Worauf stützen sich Ärzte in ethischen Konfliktsituationen? Je jünger sie sind, desto höher ist der Stellenwert von Regeln und Leitlinien, je älter sie sind, desto mehr stützen sie sich auf ihre Erfahrung. Persönliche Werthaltungen und Charakterstärke spielen dabei eine entscheidende Rolle, sagt Kristján Kristjánsson, Professor für Charakterbildung und Tugendethik an der University of Birmingham. Diese würden aber in der medizinischen Ausbildung viel zu wenig eingeübt.
In einer kürzlich veröffentlichten Studie ging Kristjánsson mit Kollegen vom Jubilee Centre for Character and Virtues der Frage nach, welche Rolle Charakter und Tugenden für die britische Ärzteschaft spielen (Virtues in Medical Practice, Research Report 2015). Befragt wurden 549 Personen aus drei Kohorten: Medizinstudenten, Ärzte in Ausbildung und bereits langjährig praktizierende Ärzte. 66 Prozent der erfahrenen Ärzte waren Allgemeinmediziner.
Gerechtigkeit, Ehrlichkeit, Urteilsvermögen, Freundlichkeit, Führungsqualität und Teamarbeit nannten die Mediziner als wichtigste Charaktereigenschaften eines idealen Arztes. Interessant: Charakterstärken wie Klugheit oder Nächstenliebe gingen in der 24-Tugend-Skala unter. 98 Prozent der Befragten gaben an, dass sie emotional in ihre berufliche Arbeit stark involviert sind. Ethisches Handeln ist nie bloß Anwendung von Regeln und Prinzipien, sondern eingebettet in emotionale Betroffenheit, ein berufliches Umfeld, Erwartungshaltungen - und auch in wirtschaftliche Vorgaben. Diese können unterstützend wirken, aber Ärzte auch moralisch unter Druck setzen. Beunruhigend ist für Kristjánsson, dass mehr als 20 Prozent der erfahrenen Ärzte häufige Schwierigkeiten angaben, ihren Beruf den eigenen moralischen Ansprüchen und Idealen gemäß auszuüben.
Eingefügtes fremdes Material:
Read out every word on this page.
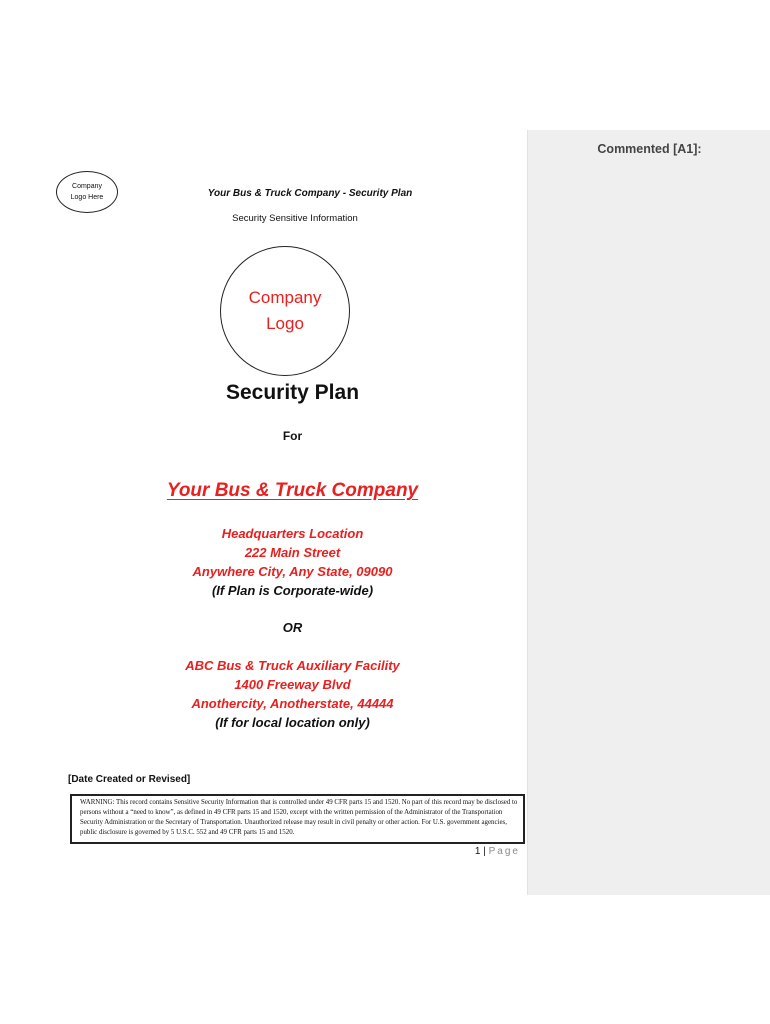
Company
Logo Here	Your Bus & Truck Company - Security Plan
Security Sensitive Information
Company
Logo
Security Plan
For
Your Bus & Truck Company
Headquarters Location
222 Main Street
Anywhere City, Any State, 09090
(If Plan is Corporate-wide)
OR
ABC Bus & Truck Auxiliary Facility
1400 Freeway Blvd
Anothercity, Anotherstate, 44444
(If for local location only)
[Date Created or Revised]
WARNING: This record contains Sensitive Security Information that is controlled under 49 CFR parts 15 and 1520. No part of this record may be disclosed to persons without a “need to know”, as defined in 49 CFR parts 15 and 1520, except with the written permission of the Administrator of the Transportation Security Administration or the Secretary of Transportation. Unauthorized release may result in civil penalty or other action. For U.S. government agencies, public disclosure is governed by 5 U.S.C. 552 and 49 CFR parts 15 and 1520.
1 | Page
Commented [A1]:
Als Gründe nannten sie: zu wenig Zeit (zu beratschlagen, nachzudenken, im Umgang mit den Patienten), zu hochgeschraubte Ziele und schrumpfende Budgets.
In der Ausbildung würden angehende Ärzte nicht professionell unterstützt, Tugenden, also die konstante Umsetzung von Werten und Prinzipien in der Praxis, zu stärken, so die Autoren. Sie raten, für Studenten einen medizinischen Ethikunterricht einzuführen. Bloß Regeln oder allgemeine Prinzipien zu vermitteln, sei dabei nicht genug. Gerade weil die Medizin immer komplexer werde und die Verantwortungsbereiche wachsen, sei der Erwerb einer praktischen moralischen Weisheit (phronesis) wichtig, so Kristjánsson (vgl. Bioedge, online, 3. 4. 2015). Moralische Konflikte würden sich im medizinischen Alltag selten bloß in Schwarz-Weiß-Situationen zeigen. Viel eher kann es zur Konkurrenz von Werten kommen. Dann stellt sich die Frage, was mehr wiegt und wie damit umzugehen ist (Autonomie vs. Fürsorge, Einzelfall vs. Regel, Team vs. Partikularinteresse usw.). Medizinstudenten und Jungärzten müsse Raum und Zeit gewidmet werden, wo sie moralische Dilemmata diskutieren und reflektieren können.